Beitragvon iOnier » So 21. Jan 2018, 22:45

wp-qwertz hat geschrieben:
ich habe einfach meine FA angeschrieben, die mir sonst meinen eRad-akku repeariert

Ah, das war sicher eine gute Idee - mangels E-Rad habe ich eine solche Connection nicht.
wenn ich das ok dieser FA habe, werde ich sie nennen.
solange kannst du/ ihr gerne raten und wenn ihr sie benannt habt, werde ich vlt. ja sagen
also, los gehts. wer findet diese zuerst?

Ach, ich kann warten :-)
einer aus AT hats geschafft - für ein paar (hunder?) km

Das war Elko.

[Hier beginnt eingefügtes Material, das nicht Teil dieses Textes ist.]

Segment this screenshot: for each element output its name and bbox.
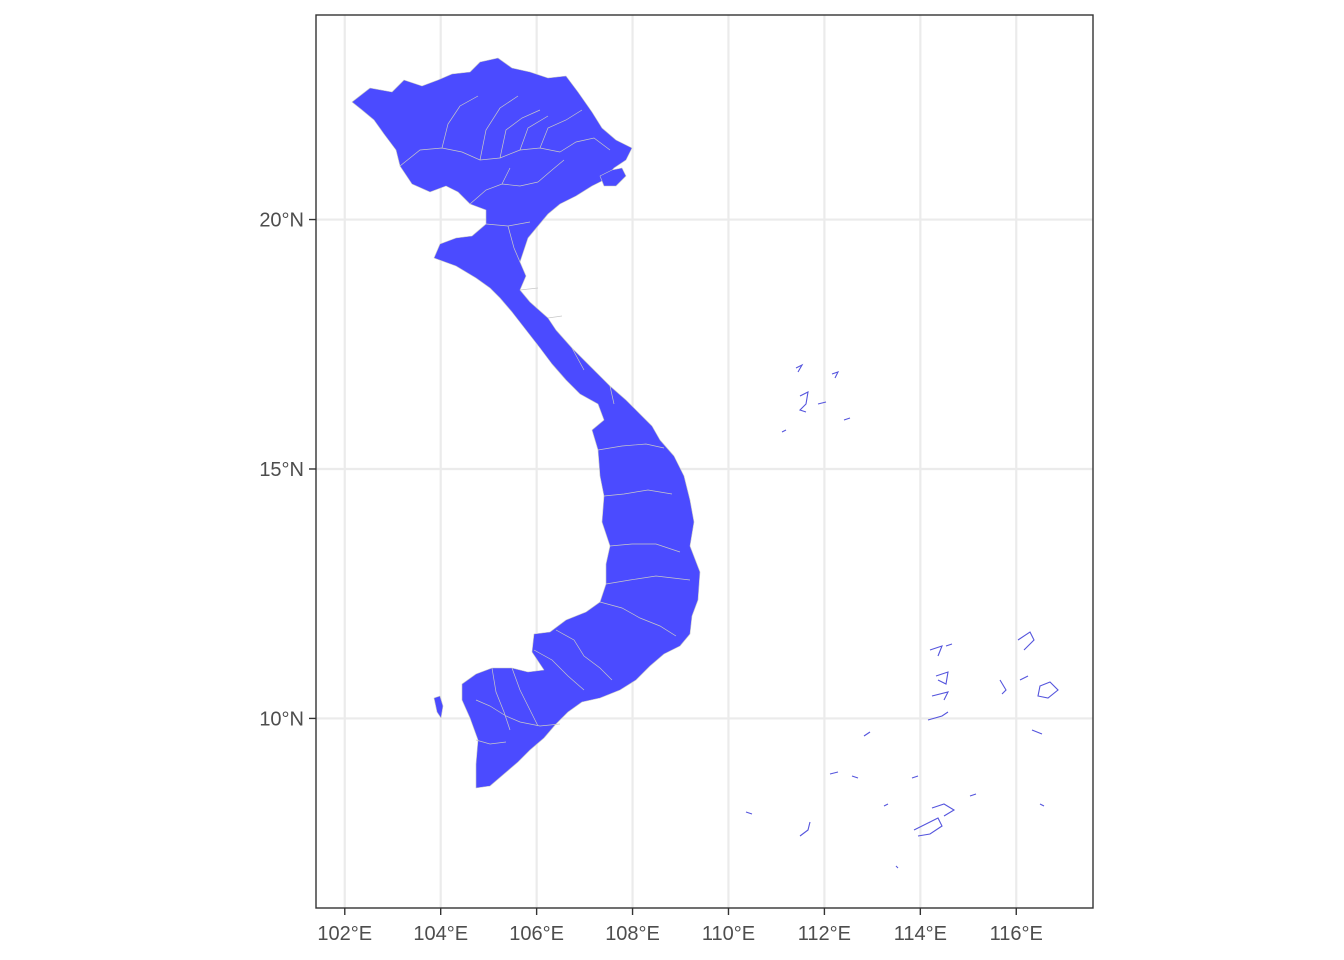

An sich hatte er es "richtig" geschafft, dann aber festgestellt, dass noch eine weitere Zelle schwach war und sich beim Austausch dieser einen weiteren Zelle ein CMS-Modul gebraten ... Ersatz war schwer zu beschaffen, er hat den sonst noch guten Wagen jemand mit Unfallwagen und intakter Batterie verkauft.
bei dem anderen hat es wohl funktioniert - ich meine, das war/ ist der typ aus deiner hier oben verlinkten seite im GEF. dein link leitet auf S6...

Jupp, das war me68, ich habe bewusst auf Seite 6 verlinkt, weil der Thread sehr lang ist und es ab da interessant wird.